Comment 12 for bug 651370

Revision history for this message
Brandon Black (blblack) wrote :

Well, I had a hunch this morning that perhaps my test AMI was faulty (perhaps some stupid issue related to block-device mapping, etc, which varies between the variations on c1.xlarge), since it wasn't packaged by the same methods/tools as the official one.

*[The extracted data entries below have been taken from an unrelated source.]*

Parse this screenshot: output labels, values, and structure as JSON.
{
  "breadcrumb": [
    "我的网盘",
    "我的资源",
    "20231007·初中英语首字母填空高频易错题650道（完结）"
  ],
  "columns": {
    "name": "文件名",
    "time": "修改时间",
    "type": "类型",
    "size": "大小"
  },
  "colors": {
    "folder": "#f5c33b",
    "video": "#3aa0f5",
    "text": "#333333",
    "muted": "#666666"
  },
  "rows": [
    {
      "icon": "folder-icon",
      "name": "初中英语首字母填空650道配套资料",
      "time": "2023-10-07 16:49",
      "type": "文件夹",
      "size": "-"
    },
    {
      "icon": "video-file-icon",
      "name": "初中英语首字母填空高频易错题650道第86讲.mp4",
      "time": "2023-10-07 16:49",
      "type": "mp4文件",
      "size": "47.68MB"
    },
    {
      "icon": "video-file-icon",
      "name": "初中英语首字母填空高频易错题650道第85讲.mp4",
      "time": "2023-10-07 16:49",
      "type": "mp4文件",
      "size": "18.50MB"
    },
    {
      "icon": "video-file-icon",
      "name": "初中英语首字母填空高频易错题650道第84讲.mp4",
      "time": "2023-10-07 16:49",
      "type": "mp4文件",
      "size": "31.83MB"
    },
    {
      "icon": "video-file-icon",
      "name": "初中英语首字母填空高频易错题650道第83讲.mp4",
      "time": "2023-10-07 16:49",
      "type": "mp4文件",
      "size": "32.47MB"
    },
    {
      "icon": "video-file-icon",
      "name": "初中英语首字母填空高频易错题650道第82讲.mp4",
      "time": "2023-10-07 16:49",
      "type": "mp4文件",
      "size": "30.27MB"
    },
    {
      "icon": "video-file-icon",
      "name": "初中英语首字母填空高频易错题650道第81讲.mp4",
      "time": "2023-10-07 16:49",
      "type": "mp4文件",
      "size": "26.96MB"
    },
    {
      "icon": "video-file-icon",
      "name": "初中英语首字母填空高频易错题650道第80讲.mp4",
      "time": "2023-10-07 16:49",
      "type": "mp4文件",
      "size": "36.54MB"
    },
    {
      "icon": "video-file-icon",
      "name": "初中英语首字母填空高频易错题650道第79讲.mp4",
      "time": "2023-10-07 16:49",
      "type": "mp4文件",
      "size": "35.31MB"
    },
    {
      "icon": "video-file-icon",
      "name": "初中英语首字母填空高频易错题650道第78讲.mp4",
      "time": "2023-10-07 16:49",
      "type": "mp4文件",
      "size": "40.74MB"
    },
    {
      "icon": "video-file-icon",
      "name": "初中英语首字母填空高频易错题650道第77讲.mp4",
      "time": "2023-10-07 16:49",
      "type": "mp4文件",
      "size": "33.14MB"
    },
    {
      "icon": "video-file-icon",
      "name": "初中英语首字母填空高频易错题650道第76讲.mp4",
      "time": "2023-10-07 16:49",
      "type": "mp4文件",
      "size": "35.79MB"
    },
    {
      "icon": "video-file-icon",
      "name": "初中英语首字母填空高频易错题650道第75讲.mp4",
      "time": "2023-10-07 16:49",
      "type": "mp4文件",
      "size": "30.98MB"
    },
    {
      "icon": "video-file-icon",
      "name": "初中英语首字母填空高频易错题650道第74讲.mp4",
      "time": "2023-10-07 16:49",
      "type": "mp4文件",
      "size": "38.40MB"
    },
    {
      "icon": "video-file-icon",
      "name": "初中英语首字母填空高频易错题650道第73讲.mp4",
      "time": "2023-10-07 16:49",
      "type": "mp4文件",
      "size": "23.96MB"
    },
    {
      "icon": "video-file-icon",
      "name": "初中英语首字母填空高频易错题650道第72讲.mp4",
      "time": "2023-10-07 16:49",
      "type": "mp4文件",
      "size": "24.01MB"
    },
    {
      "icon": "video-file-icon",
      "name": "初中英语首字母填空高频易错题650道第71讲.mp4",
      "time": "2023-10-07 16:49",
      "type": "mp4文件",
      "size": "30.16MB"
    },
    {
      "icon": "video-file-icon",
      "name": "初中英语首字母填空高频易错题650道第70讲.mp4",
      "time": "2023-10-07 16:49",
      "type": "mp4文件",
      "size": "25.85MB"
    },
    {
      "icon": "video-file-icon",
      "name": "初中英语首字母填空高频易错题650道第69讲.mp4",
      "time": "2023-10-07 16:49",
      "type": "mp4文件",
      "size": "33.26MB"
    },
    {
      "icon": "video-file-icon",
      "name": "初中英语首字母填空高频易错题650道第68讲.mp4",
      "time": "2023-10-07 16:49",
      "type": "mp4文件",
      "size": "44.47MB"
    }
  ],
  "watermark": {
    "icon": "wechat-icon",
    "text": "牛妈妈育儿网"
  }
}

It seems this may be the case. Going off the hint from Mikael that m2.4xlarge may exhibit the problems more reliably, I did the following experiment this morning using EBS root persistence to make the change, rather than custom instance-store AMIs:

1) Booted ami-548c783d (Maverick 64-bit EBS official) on m1.large in us-east-1.
2) Logged into this machine and edited /boot/grub/menu.lst manually to add "intel_idle.max_cstate=0 idle=nomwait" to the kernel bootflags.
3) Rebooted, instance came up fine with messages showing intel_idle disabled.
4) Stopped the instance, used ec2-modify-instance-attributes to move it to type m2.4xlarge
5) Booted on m2.4xlarge successfully, no crash (cpuinfo shows Xeon X5550, which is also "model 26" like the failing c1.xlarges)
6) Edited menu.lst to remove the added bootflags and rebooted the instance again, (staying on same m2.4xlarge hardware)
7) Instance crashed on boot in intel_idle code as always

Given these results, I think the kernel flags will workaround this issue, I just built a bad test AMI during my first tests yesterday. Could someone rebuild a set of Maverick AMIs with these flags added from the get-go using whatever the official method of packaging Maverick AMIs is, for public testing among those of us experiencing the bug?